The balance of self-renewal and differentiation in long-term repopulating hematopoietic stem cells (LT-HSC) must be strictly controlled to maintain blood homeostasis and to prevent leukemogenesis. Hematopoietic cytokines can induce differentiation in LT-HSCs; however, the molecular mechanism orchestrating this delicate balance requires further elucidation. We identified the tumor suppressor GADD45G as an instructor of LT-HSC differentiation under the control of differentiation-promoting cytokine receptor signaling. GADD45G immediately induces and accelerates differentiation in LT-HSCs and overrides the self-renewal program by specifically activating MAP3K4-mediated MAPK p38. Conversely, the absence of GADD45G enhances the self-renewal potential of LT-HSCs. Videomicroscopy-based tracking of single LT-HSCs revealed that, once GADD45G is expressed, the development of LT-HSCs into lineage-committed progeny occurred within 36 hr and uncovered a selective lineage choice with a severe reduction in megakaryocytic-erythroid cells. Here, we report an unrecognized role of GADD45G as a central molecular linker of extrinsic cytokine differentiation and lineage choice control in hematopoiesis.

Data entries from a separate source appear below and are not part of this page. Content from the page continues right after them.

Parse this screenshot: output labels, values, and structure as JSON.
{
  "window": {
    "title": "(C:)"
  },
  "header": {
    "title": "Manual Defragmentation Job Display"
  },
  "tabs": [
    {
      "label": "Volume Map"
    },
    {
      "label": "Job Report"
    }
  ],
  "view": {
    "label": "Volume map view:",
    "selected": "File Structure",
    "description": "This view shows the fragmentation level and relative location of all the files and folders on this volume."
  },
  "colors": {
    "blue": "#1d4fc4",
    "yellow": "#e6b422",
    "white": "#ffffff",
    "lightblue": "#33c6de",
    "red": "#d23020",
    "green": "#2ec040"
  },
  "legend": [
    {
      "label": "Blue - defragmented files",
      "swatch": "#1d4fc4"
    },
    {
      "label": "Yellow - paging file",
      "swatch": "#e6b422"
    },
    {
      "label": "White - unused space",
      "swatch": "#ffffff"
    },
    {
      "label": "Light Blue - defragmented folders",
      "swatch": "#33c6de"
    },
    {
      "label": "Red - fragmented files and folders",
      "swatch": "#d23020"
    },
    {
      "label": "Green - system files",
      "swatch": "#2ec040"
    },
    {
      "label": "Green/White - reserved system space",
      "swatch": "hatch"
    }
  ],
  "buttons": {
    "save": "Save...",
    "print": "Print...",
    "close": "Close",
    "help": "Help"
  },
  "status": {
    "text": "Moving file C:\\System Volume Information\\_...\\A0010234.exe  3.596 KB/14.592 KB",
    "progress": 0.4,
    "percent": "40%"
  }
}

Molecular mechanism of cytokine-mediated differentiation induction in LT-HSCs
Cytokine-regulated GADD45G induces and accelerates differentiation in LT-HSCs
The absence of GADD45G increases the self-renewal capacity in LT-HSCs
GADD45G-induced program selects for myelomonocytic and lymphoid lineages
Rieger and colleagues report an unrecognized function of the tumor suppressor GADD45G as a molecular link of differentiation-promoting cytokine signaling and rapid differentiation induction in hematopoiesis. Cytokine-regulated GADD45G induces and accelerates hematopoietic stem cell differentiation and overrides the self-renewal program by specifically activating MAP3K4-mediated MAPK p38. Videomicroscopy-based single stem cell tracking further revealed a GADD45G-mediated selective lineage choice against megakaryocytic-erythroid fate.